Me refiero al hecho de que la acción política no es solamente acción. También es narración. No es solamente decisión sino también relato sobre el contexto en el que se inserta esa decisión. No basta el diagnóstico, es necesaria una descripción persuasiva. No es suficiente la prescripción, hace falta también una invitación.

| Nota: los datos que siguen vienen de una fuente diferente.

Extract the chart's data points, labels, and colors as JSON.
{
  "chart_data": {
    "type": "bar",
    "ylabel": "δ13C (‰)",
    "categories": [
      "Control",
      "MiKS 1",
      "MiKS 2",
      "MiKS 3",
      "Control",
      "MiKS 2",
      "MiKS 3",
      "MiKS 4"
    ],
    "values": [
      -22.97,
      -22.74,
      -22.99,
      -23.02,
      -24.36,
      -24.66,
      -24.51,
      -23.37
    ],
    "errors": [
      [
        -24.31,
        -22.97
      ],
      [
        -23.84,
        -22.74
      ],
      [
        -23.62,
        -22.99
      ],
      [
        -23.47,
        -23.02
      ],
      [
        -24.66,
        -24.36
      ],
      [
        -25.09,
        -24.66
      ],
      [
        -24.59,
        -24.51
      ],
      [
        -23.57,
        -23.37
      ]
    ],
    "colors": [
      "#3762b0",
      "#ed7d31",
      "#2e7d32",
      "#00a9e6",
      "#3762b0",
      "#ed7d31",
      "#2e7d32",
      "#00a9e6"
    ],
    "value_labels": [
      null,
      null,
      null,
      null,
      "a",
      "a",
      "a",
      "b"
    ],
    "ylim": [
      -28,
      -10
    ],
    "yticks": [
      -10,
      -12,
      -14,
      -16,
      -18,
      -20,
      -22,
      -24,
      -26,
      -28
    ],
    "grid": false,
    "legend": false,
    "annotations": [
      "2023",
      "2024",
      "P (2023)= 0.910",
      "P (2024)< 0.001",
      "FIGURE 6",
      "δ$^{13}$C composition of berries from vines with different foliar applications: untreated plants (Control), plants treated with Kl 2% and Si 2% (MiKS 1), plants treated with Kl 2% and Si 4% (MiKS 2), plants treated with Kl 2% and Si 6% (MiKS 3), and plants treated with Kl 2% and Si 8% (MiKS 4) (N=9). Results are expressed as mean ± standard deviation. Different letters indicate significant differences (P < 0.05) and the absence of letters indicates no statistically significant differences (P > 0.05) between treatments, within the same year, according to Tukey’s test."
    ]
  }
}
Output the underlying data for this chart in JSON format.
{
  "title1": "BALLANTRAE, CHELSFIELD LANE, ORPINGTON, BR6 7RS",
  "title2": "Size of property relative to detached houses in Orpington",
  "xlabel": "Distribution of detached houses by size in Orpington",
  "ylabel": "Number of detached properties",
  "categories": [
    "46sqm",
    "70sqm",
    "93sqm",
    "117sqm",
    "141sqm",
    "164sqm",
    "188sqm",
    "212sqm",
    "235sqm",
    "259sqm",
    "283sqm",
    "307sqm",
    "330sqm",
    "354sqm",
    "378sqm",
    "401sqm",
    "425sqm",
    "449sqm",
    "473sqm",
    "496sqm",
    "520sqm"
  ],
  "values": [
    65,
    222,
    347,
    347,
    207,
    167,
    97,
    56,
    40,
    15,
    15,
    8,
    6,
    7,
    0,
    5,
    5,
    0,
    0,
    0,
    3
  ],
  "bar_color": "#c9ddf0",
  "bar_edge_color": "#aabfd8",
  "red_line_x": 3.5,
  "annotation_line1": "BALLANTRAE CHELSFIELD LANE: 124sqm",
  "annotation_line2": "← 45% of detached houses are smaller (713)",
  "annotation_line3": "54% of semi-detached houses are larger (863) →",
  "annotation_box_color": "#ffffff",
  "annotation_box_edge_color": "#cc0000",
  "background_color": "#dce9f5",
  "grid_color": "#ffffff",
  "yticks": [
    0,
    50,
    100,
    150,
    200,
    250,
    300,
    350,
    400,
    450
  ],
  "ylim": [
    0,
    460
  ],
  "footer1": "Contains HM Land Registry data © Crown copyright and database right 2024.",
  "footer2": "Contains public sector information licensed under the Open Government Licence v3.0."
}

Hablo de esto porque el estrechamiento de la política en México coincide con su abdicación narrativa. Tras la fábula de la nación descubierta y la ruta mexicana al progreso de la vieja retórica revolucionaria apareció un cuento fugaz: el país que asalta la modernidad por el puente de la aritmética electoral y la economía abierta. El agotamiento de esos relatos dejó un enorme vacío que ha sido reemplazado por la simple descripción de hechos que se acumulan y la exhibición de decisiones inconexas. Ése es uno de los vacíos más profundos del panismo gobernante y, particularmente, de la Administración de Felipe Calderón. Tiempos extraordinarios, dramáticos, cargados de peligros que no encuentran en los voceros oficiales más que enumeración de eventos, recuento de hechos, anuncio de decisiones, presunción de valentía. Nada que enlace los datos y las anécdotas, nada que inserte el caos del presente con algún otro tiempo significativo, nada que vincule los riesgos con las oportunidades. Estamos atrapados en un tren sin poder ver el mirador del primer vagón. Sin posibilidad tampoco de asomarnos a lo que hay más atrás de lo inmediato. Por la ventana vemos cuerpos tendidos, cadáveres sangrientos, pero no sabemos a dónde vamos. Escuchamos gritos, sentimos miedo. Del vagón del conductor emergen mensajes inconexos, incoherentes que describen el optimismo como una forma de patriotismo. No sabemos si avanzamos hacia la tranquilidad o si estamos más cerca de la catástrofe. El maquinista no ofrece información relevante: simplemente nos pide un voto de confianza. No cierra nuestras ventanas, ni pretende proyectar una película con paisajes primorosos, es cierto. No nos engaña, pero tampoco nos ubica, no nos ayuda a ponderar los retos, ni a percibir el rumbo. Sin suerte, intenta animarnos.
En ausencia de una narración convincente desde el Gobierno, en ausencia de un relato razonable y verosímil, impera una profunda confusión. A falta de relato que ponga las cosas en su sitio, a falta de una historia que explique génesis y transformación de nuestra crisis y que explique el propósito y el alcance de la política gubernamental, impera el caos de imágenes que nos bombardean los medios. Nos salpica una violencia sin sentido que aparece por todas partes. Impera la inmediatez del periodismo. No aparece por ningún lado el faro de la política. Un Gobierno sin narrativa no hace política. Por más que actúe, por más que hable es incapaz de proveer sentido a las circunstancias y dirección a sus acciones. No hace política: se rasca reaccionando a la comezón de los eventos.